Sarah Smart: Finding the golden thread

Sarah Smart talks about her first 100 days as TPR chair and bringing diversity to the fore

Hope William-Smith
clock • 12 min read
Sarah Smart: Finding the golden thread

Key points

  • Smart is looking to increase the focus on being saver-centric
  • TPR will pioneer diversity internally, externally, and more widely among savers
  • A new and fairer process for recruiting is currently being used

In June, The Pensions Regulator (TPR) set out a bold new statement on its plans to lead by example across the industry, with a deep dive into its culture, response and workings around diversity and inclusion (D&I).

The regulator's equality, diversity and inclusion (EDI) strategy was published just six weeks after Sarah Smart took up the role of chair.  

It wanted the strategy to be ambitious, significant, and to inspire change at a time when the pensions industry, like all others, is alive to the pressure to be both fair and inclusive. 

Smart - TPR's preferred choice for the chair position - pledged to shape it into one that could pave the way for a more inclusive culture across the whole industry. 

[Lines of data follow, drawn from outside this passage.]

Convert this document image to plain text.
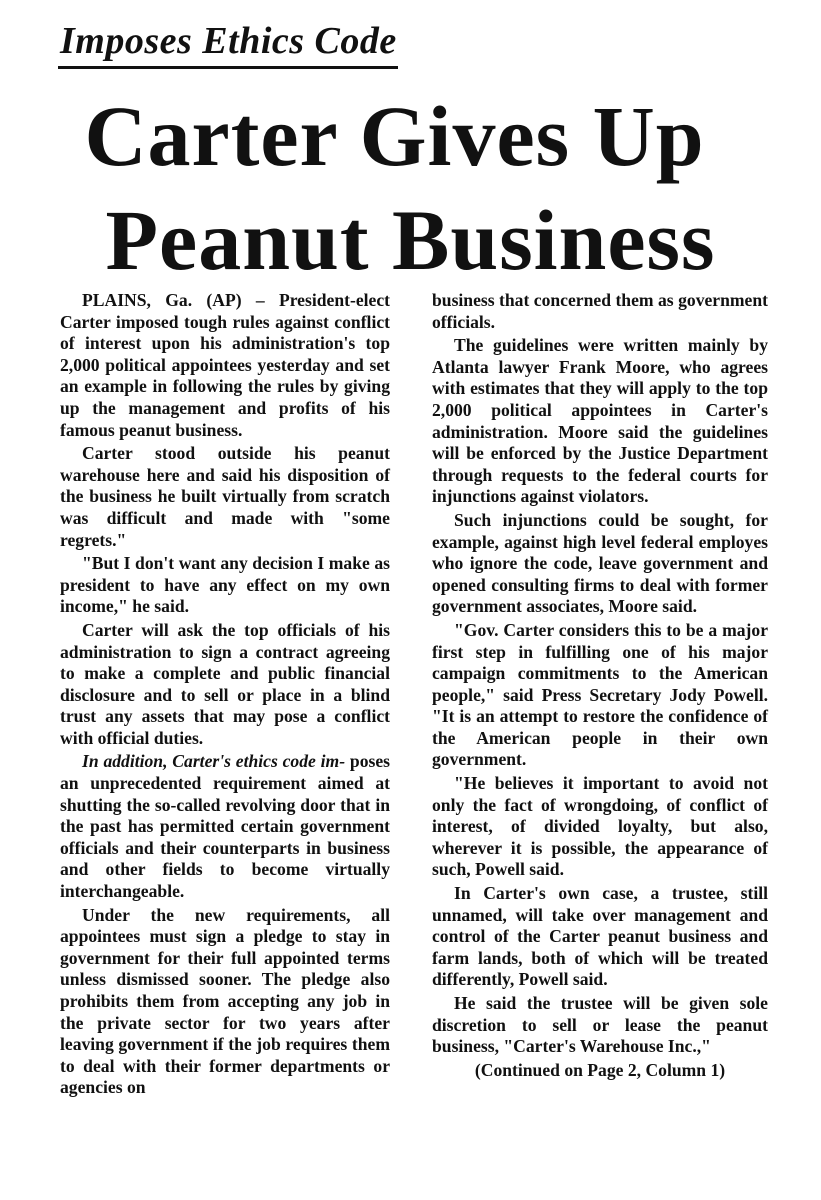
Imposes Ethics Code
Carter Gives Up
Peanut Business

PLAINS, Ga. (AP) – President-elect Carter imposed tough rules against conflict of interest upon his administration's top 2,000 political appointees yesterday and set an example in following the rules by giving up the management and profits of his famous peanut business.

Carter stood outside his peanut warehouse here and said his disposition of the business he built virtually from scratch was difficult and made with "some regrets."

"But I don't want any decision I make as president to have any effect on my own income," he said.

Carter will ask the top officials of his administration to sign a contract agreeing to make a complete and public financial disclosure and to sell or place in a blind trust any assets that may pose a conflict with official duties.

In addition, Carter's ethics code im- poses an unprecedented requirement aimed at shutting the so-called revolving door that in the past has permitted certain government officials and their counterparts in business and other fields to become virtually interchangeable.

Under the new requirements, all appointees must sign a pledge to stay in government for their full appointed terms unless dismissed sooner. The pledge also prohibits them from accepting any job in the private sector for two years after leaving government if the job requires them to deal with their former departments or agencies on

business that concerned them as government officials.

The guidelines were written mainly by Atlanta lawyer Frank Moore, who agrees with estimates that they will apply to the top 2,000 political appointees in Carter's administration. Moore said the guidelines will be enforced by the Justice Department through requests to the federal courts for injunctions against violators.

Such injunctions could be sought, for example, against high level federal employes who ignore the code, leave government and opened consulting firms to deal with former government associates, Moore said.

"Gov. Carter considers this to be a major first step in fulfilling one of his major campaign commitments to the American people," said Press Secretary Jody Powell. "It is an attempt to restore the confidence of the American people in their own government.

"He believes it important to avoid not only the fact of wrongdoing, of conflict of interest, of divided loyalty, but also, wherever it is possible, the appearance of such, Powell said.

In Carter's own case, a trustee, still unnamed, will take over management and control of the Carter peanut business and farm lands, both of which will be treated differently, Powell said.

He said the trustee will be given sole discretion to sell or lease the peanut business, "Carter's Warehouse Inc.,"

(Continued on Page 2, Column 1)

While TPR has had a female chief executive, Smart is the first woman to be appointed as chair. She first joined the board five years ago, noting she has "been part of the journey so far to be a ‘clearer, quicker and tougher' regulator" - one that is unafraid to be bold and innovative in its approach to policymaking. 

Key to Smart's vision for the regulator and its work is an unquestionable saver-centric approach to all decision making, echoing the overarching theme of TPR's 15-year corporate strategy, which was released last October. 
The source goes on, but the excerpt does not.